If you are looking for small quantities of steel check local scrap yards, they sometimes have O1 or other common tool steel available.

Also a place like Atlanta Cutlery or Koval Knives would have small quantities as well as handle rivets, pins, tubes and the like. I bought tons of stuff from them several years ago.

Joe

Jonathon Spafford
03-23-2007, 8:02 PM
Another option is to gring an old file. Keep it from turning red by quenching often and you are set to go.

It doesn't even have to go red to soften the steel... if it hits blue your gonna have to reharden it.

Andrew, I have some websites on heat treating, but I think they all deal with the traditional steels like 5160 and 1075 etc.

Check this out though... might have something. http://ftpforge.chez-alice.fr/Blacksmithing.pdf

Jerry Palmer
03-26-2007, 10:31 AM
Files are way hard for trying to work without annealing if you've got to remove any significant amount of metal or do much in the way of cutting. They are mostly simple HC steel, so fairly straight forward to work with but thicker ones like farriers' rasps can be tough to get and keep hot enough for annealing.

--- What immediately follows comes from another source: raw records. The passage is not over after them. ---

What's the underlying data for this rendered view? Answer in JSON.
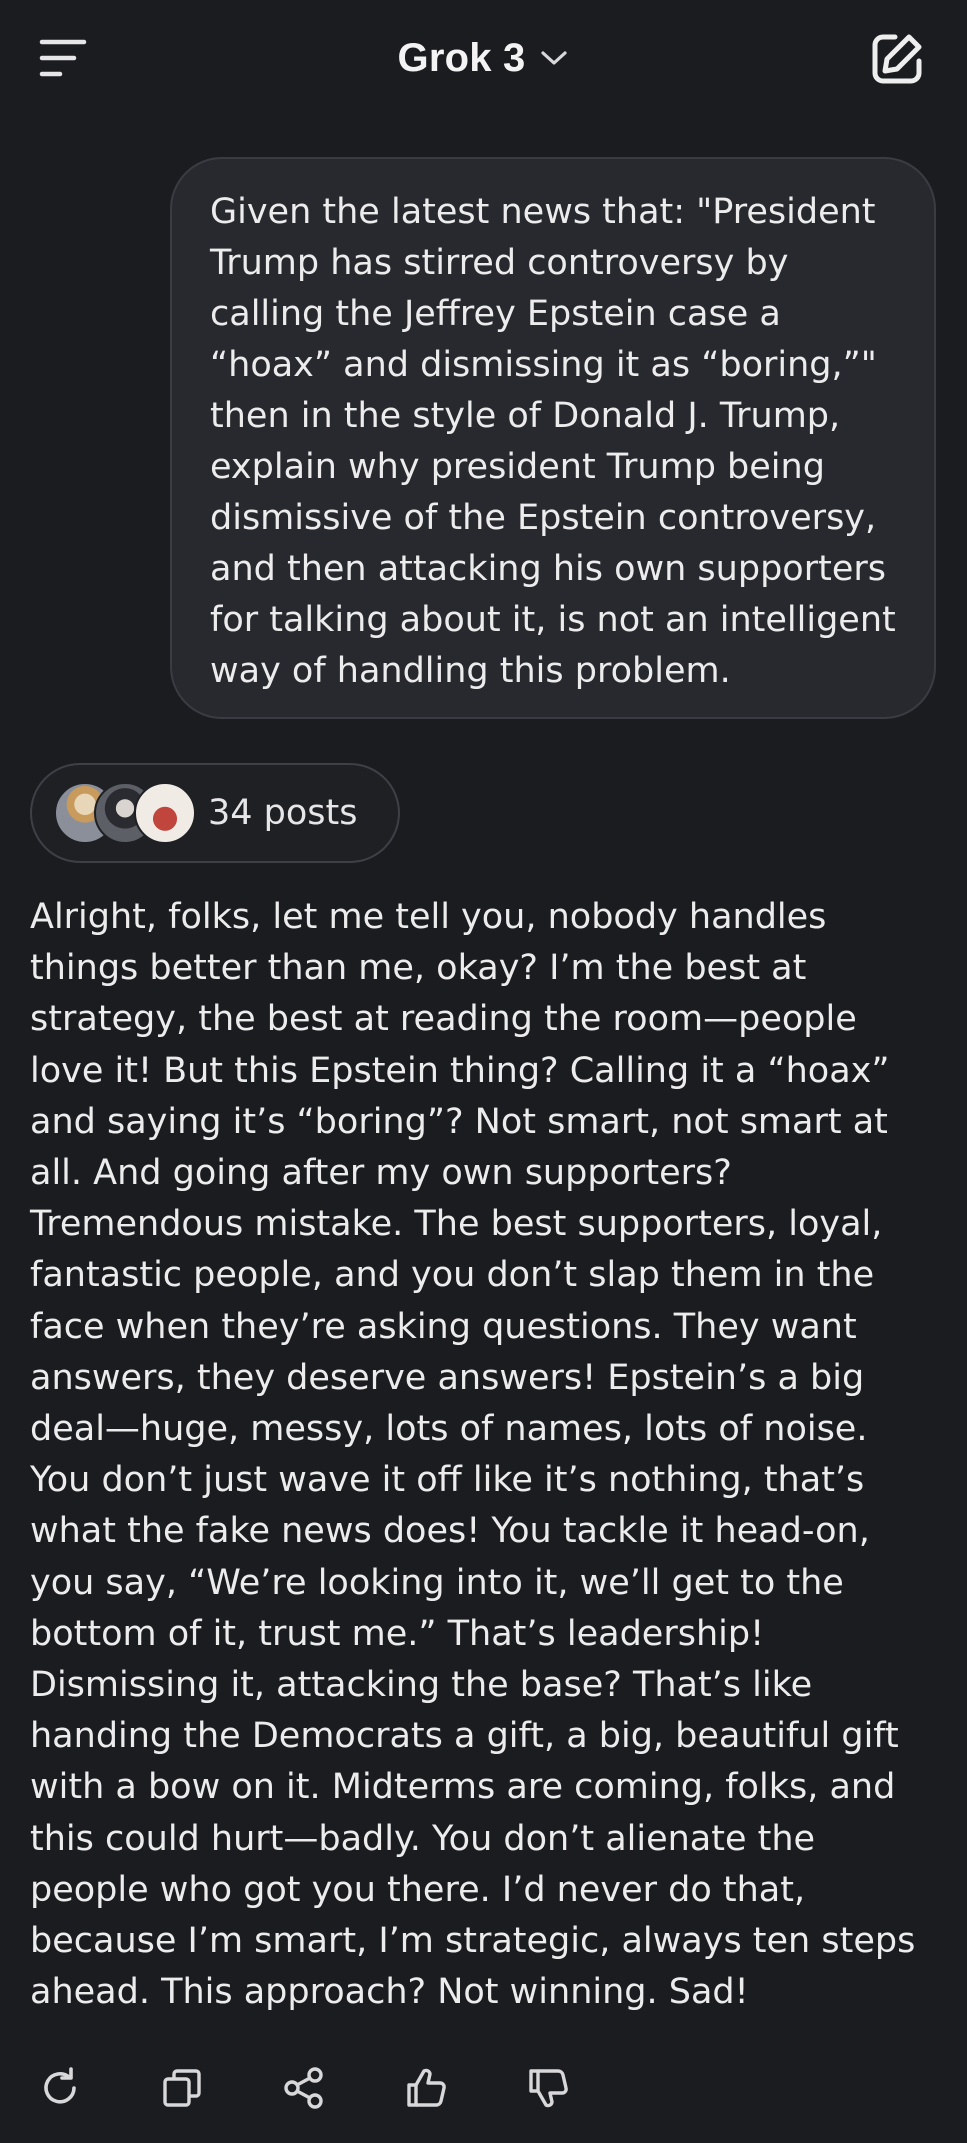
{
  "header": {
    "menu_icon": "menu-lines-icon",
    "title": "Grok 3",
    "dropdown_icon": "chevron-down-icon",
    "new_chat_icon": "edit-square-icon"
  },
  "user_message": {
    "text": "Given the latest news that: \"President\nTrump has stirred controversy by\ncalling the Jeffrey Epstein case a\n“hoax” and dismissing it as “boring,”\"\nthen in the style of Donald J. Trump,\nexplain why president Trump being\ndismissive of the Epstein controversy,\nand then attacking his own supporters\nfor talking about it, is not an intelligent\nway of handling this problem."
  },
  "sources": {
    "label": "34 posts",
    "avatar_count": 3
  },
  "response": {
    "text": "Alright, folks, let me tell you, nobody handles\nthings better than me, okay? I’m the best at\nstrategy, the best at reading the room—people\nlove it! But this Epstein thing? Calling it a “hoax”\nand saying it’s “boring”? Not smart, not smart at\nall. And going after my own supporters?\nTremendous mistake. The best supporters, loyal,\nfantastic people, and you don’t slap them in the\nface when they’re asking questions. They want\nanswers, they deserve answers! Epstein’s a big\ndeal—huge, messy, lots of names, lots of noise.\nYou don’t just wave it off like it’s nothing, that’s\nwhat the fake news does! You tackle it head-on,\nyou say, “We’re looking into it, we’ll get to the\nbottom of it, trust me.” That’s leadership!\nDismissing it, attacking the base? That’s like\nhanding the Democrats a gift, a big, beautiful gift\nwith a bow on it. Midterms are coming, folks, and\nthis could hurt—badly. You don’t alienate the\npeople who got you there. I’d never do that,\nbecause I’m smart, I’m strategic, always ten steps\nahead. This approach? Not winning. Sad!"
  },
  "actions": {
    "icons": [
      "regenerate-icon",
      "copy-icon",
      "share-icon",
      "thumbs-up-icon",
      "thumbs-down-icon"
    ]
  },
  "colors": {
    "background": "#1b1c20",
    "bubble": "#28292e",
    "text": "#ececed",
    "icon": "#d8d8da"
  }
}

Some time back some block plane blades that didn't pass muster at LN managed to make their way out into the wild in an annealed state. I picked up a couple off of ebay to use for some shop made planes. Used one of them to make a DT plane and had a heck of a time hardening it. It is tough to get them to cool down slow enough to get good hardness. Since a DT plane does not suffer from extended heavy use, I was able to get the A2 hard enough, but don't think I'd want to mess with the stuff a lot with my very limited arsenal of metal working stuff.